Nach vielem Überlegen und Gesprächen mit meiner Familie und meinen Freunden konnte ich mich endlich auf ein Thema festlegen, worüber ich meine Maturaarbeit machen werde. Eines stand jedoch von Angang an fest und das war nämlich, dass ich etwas Geschichtliches machen will. Ich beschloss schlussendlich, dass ich über die unterschiedlichen Erlebnisse und Fluchterfahrungen während des Kosovo-Krieges von meiner Familie berichte und ebenfalls wie die verschiedenen Perspektiven Auswirkungen auf die Identität, ihr Leben und ihr Verständnis von Heimat sich ausgewirkt haben.

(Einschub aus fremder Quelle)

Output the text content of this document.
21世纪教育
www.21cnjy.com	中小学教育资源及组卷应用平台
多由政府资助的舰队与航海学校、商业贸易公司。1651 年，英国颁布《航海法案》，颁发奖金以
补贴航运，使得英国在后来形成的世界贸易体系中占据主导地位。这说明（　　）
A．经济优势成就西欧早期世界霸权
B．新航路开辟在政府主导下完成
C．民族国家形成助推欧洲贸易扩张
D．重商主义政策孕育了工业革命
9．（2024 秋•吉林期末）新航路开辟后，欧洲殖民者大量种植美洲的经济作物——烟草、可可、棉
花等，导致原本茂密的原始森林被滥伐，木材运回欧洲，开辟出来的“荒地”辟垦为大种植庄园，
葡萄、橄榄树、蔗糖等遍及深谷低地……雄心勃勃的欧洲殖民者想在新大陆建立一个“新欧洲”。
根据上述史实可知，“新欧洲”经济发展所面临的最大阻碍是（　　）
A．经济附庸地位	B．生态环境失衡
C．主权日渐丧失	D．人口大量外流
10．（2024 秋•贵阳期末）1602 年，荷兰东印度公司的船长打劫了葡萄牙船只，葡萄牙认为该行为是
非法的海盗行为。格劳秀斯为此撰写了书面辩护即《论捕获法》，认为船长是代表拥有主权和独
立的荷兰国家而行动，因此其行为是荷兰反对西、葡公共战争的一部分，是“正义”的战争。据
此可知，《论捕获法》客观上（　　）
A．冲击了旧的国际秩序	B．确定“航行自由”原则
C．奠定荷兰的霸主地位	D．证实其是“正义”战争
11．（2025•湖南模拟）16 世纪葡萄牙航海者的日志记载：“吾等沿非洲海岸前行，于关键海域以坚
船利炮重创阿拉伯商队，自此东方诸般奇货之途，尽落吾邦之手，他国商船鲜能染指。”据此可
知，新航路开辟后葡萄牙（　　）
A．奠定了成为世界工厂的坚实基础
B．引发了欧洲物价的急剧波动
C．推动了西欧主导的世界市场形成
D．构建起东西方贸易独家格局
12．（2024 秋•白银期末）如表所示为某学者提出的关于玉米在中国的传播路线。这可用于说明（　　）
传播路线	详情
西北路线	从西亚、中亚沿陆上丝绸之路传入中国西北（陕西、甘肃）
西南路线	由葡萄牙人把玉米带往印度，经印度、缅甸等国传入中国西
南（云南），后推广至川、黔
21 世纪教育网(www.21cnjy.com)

Das ist ein sehr persönliches Thema, was mir natürlich bewusst ist. Ich interessierte mich schon als ich noch sehr jung war über die Geschehnisse im Balkan zur Zeit der Jugoslawien-Kriege und da ich mit dieser Arbeit das Geschichtliche mit meiner Familie in Verbindung setzen kann, bereitet es mir viel Freude. Bald fangen die Sommerferien an und dann kann ich schon mit den ersten Schritten anfangen. Ich will meine Eltern und auch meine Grosseltern interviewen und sie nach ihren Erfahrungen von vor der Kriegszeit, während dem Krieg und nach dem Krieg befragen. Die Eltern meines Vaters leben im Kosovo und da wir jeden Sommer dorthin fahren, ist es eine gute Möglichkeit für mich sie zu interviewen. Diese Gespräche würde ich dann aufnehmen und später dann die wichtigsten Teile aufschreiben und letzendlich übersetzen. Das Gleiche würde ich dann auch mit den Eltern meiner Mutter und meinen Eltern auch machen. Hoffentlich unterschätze ich das Übersetzen der Gespräche nicht, aber ich denke, falls ich mir mal nicht sicher wäre, könnte ich meine Eltern um Hilfe bitten. Anfangs werde ich die geschichtlichen Ereignisse sachlich erläutern und dann die Interviews in seperaten Texten aufschreiben. Ich muss zugeben, dass ich ein wenig Bedenken zu dem Schreiben habe, weil das Verfassen von Texten nicht wirklich einer meiner Stärken ist. Besonders gut war ich nie in Aufsätze schreiben, weil meistens mein grösstes Problem war/ist, dass ich schnell den „roten Faden“ verliere, nicht „zum Punkt komme“ und auch dass ich meine Gedankensprünge nicht aufschreibe, was für Leser:Innen für Verwirrung sorgen kann.
Zurzeit habe ich noch nicht mit meiner Arbeit angefangen und bin deshalb auch aufgeregt, wie meine Arbeit verlaufen wird und ob es schlussendlich eine gute/interessante Arbeit wird. Mit dieser Arbeit erhoffe ich mir ebenfalls, dass ich ein besseres Verständnis zu der Entwicklung meiner Eltern und allgemein meinen Famillien-Angehörigen haben werde. Kriege sind leider auch heute noch aktuelle Themen und allein nur die psychischen Folgen davon können Menschen bis an ihr Lebensende belasten und ganz zu schweigen von den physischen auch.